Выбрать главу

Глава 2.

Восемь лет назад

Отец погиб, когда Ремиру только-только исполнилось шестнадцать. Нелепый несчастный случай. На одной из базовых станций случилась крупная авария. Он помчался разбираться и погиб. И некого винить, разве только скользкую после дождя дорогу, ночной туман и горный серпантин. Отцу было сорок девять, полгода не дотянул до юбилея.

Мать, конечно, поплакала на похоронах, уж как положено, даже сподобилась надеть траур, хотя не выносила чёрный цвет. Ну а потом (и недели не прошло) в их огромном доме в Солнечном поселился дядя Толя. Он расхаживал по дому в отцовском халате, сидел в отцовском кабинете, закинув ноги на рабочий стол, спал в отцовской постели. Слышать ночами их стоны было мерзко, невыносимо, хоть из дома беги.

Ремир злился, требовал от матери, чтобы выгнала этого Толика, чтобы уважала память отца.

Но мать возмущалась: «По-твоему, я в тридцать пять лет должна остаться одна? Ты хочешь, чтобы твоя мама была несчастной?».

На самого Толика Ремир не раз кидался с кулаками: «Не смей трогать вещи отца!».

Но что мог сделать худосочный шестнадцатилетний пацан против груды стероидных мышц?

Толик сильно его не бил. Только когда слишком уж допекал, отвешивал затрещины под предлогом воспитательных мер. Мать не вмешивалась. Она, вечно порхающий мотылёк, лишь досадовала, что Ремир мешает счастью.

С сыном у неё никогда не было близких отношений. Ребёнком с детства занимался муж. Она и не возражала, даже напротив, рада была. Она вообще долго не могла свыкнуться, что вдруг стала матерью, когда сама ещё девчонка. А всё потому что выскочила замуж сразу после школы, может, от скуки, может, из любопытства.

Состоятельный татарин Ильдар Долматов увидел в ней хрупкую и нежную русскую красавицу и потерял покой. Он осыпал её цветами и дорогими подарками, водил по ресторанам и театрам и, в конце концов, сделал предложение, хотя семья его была сильно против.

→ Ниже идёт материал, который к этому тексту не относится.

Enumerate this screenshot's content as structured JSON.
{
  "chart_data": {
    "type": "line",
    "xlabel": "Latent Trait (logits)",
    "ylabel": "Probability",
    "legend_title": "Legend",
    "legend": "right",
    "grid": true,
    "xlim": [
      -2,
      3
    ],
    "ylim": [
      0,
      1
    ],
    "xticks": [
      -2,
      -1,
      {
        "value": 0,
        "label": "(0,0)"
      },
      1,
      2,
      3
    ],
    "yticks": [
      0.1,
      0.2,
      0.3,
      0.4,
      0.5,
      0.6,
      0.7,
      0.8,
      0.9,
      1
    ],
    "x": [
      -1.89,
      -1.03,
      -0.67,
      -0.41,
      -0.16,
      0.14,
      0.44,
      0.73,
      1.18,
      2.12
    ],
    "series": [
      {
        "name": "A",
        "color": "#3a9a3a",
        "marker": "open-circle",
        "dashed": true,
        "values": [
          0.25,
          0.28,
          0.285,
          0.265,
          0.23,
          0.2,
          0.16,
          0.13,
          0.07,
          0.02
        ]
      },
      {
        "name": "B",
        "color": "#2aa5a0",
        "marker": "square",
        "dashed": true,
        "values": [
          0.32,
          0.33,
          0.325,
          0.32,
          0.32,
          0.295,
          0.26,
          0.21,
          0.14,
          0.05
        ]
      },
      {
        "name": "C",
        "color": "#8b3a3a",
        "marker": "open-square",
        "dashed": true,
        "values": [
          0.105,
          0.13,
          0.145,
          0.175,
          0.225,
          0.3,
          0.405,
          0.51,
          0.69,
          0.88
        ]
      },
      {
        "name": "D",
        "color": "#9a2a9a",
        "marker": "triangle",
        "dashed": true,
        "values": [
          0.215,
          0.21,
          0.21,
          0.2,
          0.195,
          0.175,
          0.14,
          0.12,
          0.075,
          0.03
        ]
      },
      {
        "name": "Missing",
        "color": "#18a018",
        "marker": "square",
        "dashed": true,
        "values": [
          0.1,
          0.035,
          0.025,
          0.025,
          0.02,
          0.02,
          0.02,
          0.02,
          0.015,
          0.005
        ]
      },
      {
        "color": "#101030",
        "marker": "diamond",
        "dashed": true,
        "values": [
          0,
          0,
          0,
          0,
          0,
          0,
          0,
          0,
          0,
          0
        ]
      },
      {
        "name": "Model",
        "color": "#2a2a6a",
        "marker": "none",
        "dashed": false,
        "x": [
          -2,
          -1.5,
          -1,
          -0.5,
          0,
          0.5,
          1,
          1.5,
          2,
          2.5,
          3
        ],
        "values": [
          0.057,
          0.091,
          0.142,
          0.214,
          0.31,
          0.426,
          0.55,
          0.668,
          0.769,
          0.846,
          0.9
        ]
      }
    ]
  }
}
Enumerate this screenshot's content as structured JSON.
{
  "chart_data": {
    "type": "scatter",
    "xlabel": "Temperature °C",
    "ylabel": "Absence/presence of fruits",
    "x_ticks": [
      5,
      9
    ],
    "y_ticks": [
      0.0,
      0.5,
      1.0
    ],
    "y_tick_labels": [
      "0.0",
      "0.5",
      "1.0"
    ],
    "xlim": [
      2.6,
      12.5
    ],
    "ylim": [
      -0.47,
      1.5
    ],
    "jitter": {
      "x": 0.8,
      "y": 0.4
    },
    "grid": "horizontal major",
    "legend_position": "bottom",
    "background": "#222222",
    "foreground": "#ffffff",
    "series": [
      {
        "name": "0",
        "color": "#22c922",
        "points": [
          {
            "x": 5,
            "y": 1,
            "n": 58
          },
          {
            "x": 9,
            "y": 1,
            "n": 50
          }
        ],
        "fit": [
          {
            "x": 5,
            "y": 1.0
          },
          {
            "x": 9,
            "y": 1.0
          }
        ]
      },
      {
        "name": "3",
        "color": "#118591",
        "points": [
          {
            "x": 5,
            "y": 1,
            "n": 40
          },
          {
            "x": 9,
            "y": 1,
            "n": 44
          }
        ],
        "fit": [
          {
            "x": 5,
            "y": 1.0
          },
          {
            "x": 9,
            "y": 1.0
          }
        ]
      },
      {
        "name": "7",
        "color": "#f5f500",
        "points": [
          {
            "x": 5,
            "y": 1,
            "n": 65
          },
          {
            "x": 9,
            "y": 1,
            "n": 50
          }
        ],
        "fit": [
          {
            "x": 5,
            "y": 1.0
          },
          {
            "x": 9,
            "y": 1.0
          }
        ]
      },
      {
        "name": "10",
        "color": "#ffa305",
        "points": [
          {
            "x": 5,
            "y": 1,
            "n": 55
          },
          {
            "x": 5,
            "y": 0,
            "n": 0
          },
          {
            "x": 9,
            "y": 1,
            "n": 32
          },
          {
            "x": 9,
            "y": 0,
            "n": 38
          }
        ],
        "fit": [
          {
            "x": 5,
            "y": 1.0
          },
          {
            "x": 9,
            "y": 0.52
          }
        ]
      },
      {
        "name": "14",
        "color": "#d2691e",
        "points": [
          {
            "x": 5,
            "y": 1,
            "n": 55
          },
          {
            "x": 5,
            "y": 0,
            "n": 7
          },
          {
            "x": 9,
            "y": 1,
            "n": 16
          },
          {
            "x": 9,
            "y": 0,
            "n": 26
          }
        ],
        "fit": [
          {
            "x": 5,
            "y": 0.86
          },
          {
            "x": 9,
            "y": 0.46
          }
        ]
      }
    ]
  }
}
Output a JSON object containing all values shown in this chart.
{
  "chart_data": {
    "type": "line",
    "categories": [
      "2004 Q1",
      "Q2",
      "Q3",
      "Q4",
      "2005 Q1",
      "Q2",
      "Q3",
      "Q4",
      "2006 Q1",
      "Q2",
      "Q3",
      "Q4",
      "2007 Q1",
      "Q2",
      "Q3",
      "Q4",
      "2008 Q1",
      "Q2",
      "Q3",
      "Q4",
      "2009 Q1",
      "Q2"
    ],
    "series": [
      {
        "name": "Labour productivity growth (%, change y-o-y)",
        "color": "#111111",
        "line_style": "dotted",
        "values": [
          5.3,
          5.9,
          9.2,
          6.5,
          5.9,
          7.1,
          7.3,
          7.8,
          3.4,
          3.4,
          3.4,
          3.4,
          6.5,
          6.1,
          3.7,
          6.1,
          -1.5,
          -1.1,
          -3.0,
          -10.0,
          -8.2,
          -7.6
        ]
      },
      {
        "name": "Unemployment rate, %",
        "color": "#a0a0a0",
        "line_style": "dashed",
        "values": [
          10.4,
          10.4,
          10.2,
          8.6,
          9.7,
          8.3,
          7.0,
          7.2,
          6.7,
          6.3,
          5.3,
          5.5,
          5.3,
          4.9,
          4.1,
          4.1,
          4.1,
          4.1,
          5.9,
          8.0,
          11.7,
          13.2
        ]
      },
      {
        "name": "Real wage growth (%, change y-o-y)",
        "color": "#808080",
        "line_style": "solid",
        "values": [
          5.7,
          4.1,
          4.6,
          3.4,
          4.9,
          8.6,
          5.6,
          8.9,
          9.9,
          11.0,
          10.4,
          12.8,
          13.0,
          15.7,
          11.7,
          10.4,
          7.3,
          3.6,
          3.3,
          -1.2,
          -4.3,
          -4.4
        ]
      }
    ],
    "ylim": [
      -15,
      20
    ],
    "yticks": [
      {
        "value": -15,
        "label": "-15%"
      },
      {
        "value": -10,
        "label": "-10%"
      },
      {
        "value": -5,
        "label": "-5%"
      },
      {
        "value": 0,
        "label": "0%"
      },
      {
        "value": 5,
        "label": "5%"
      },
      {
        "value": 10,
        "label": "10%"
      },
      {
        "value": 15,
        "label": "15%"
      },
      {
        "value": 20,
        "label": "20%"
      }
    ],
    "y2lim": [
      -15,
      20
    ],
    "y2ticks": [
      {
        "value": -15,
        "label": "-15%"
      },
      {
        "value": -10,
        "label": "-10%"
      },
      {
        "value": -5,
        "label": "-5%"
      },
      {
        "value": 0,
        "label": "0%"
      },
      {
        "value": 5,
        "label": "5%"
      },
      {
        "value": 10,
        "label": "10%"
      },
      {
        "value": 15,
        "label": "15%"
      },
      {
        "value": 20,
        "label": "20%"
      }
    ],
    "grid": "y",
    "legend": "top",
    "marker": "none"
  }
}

Только спустя год, когда родился Ремир, законный внук и наследник, они скрепя сердце приняли русскую невестку. Только вот сам Ильдар к глупенькой, легкомысленной жене быстро охладел, но зато в сыне души не чаял. Везде таскал мальчишку за собой: и на отдых, и на охоту, и на работу. Понемногу учил всему, что знал сам. Брал его, пятнадцатилетнего, на совещания и разборы полётов, знакомил с технарями и инженерами, возил по базовым станциям, показывал стойки, мультиплексоры, маршрутизаторы, антенны и прочее оборудование.

И теперь Ремир оплакивал не только отца, но и себя, потому что та авария оборвала и его жизнь тоже.

***

– Мы с дядей Толей решили, что тебе нужно развеяться, - сообщила мать за ужином.

Раньше семейные ужины казались маленьким ежедневным торжеством, нерушимым ритуалом, слегка утомительным, но привычным.

Отец к определённому часу спускался к столу непременно в костюме и при галстуке. Если не было гостей, Ремиру дозволялось обходиться рубашкой. Мать тоже выходила в платье или в блузке. Этикет, слава богу, блюли без фанатизма, но уж во всяком случае ели ножом и вилкой. И видеть теперь во главе стола на месте отца Толика в растянутой майке, чавкающего, подтирающего хлебом соус в тарелке или орудующего зубочисткой, было дико и омерзительно.

– Тебе не помешает немного отвлечься, – продолжала мать, – сменить обстановку. Здесь тебе всё напоминает о папе…

– А я и не хочу забывать о папе! – взвился Ремир.

– Никто и не ждёт, что ты его забудешь. Но отвлечься тебе всё же нужно. Вон ты какой стал нервный и дёрганный.

– Станешь тут нервным, когда ты привела к нам чужого мужика.

– Ремир! Дядя Толя не чужой. Он заботится о нас.

– Да ну? – хмыкнул Ремир.

– Да! Это же он путёвку тебе достал. Съездишь в лагерь на Байкал. Это даже не лагерь, а что-то вроде санатория или элитной турбазы. Отдохнёшь хорошенечко перед началом учебного года.

– Сплавить меня решили? А я никуда не поеду. Если я ему мешаю, пусть сам отсюда валит. Это мой дом!

Мать обиженно поджала губы, многозначительно взглянула на Толика. Тот скривился:

– Слова-то выбирай, сопляк, когда с матерью разговариваешь, а то язык быстро укорочу.

– Да пошёл ты! – Ремир вскочил из-за стола, гневно сверкнув чёрными глазищами.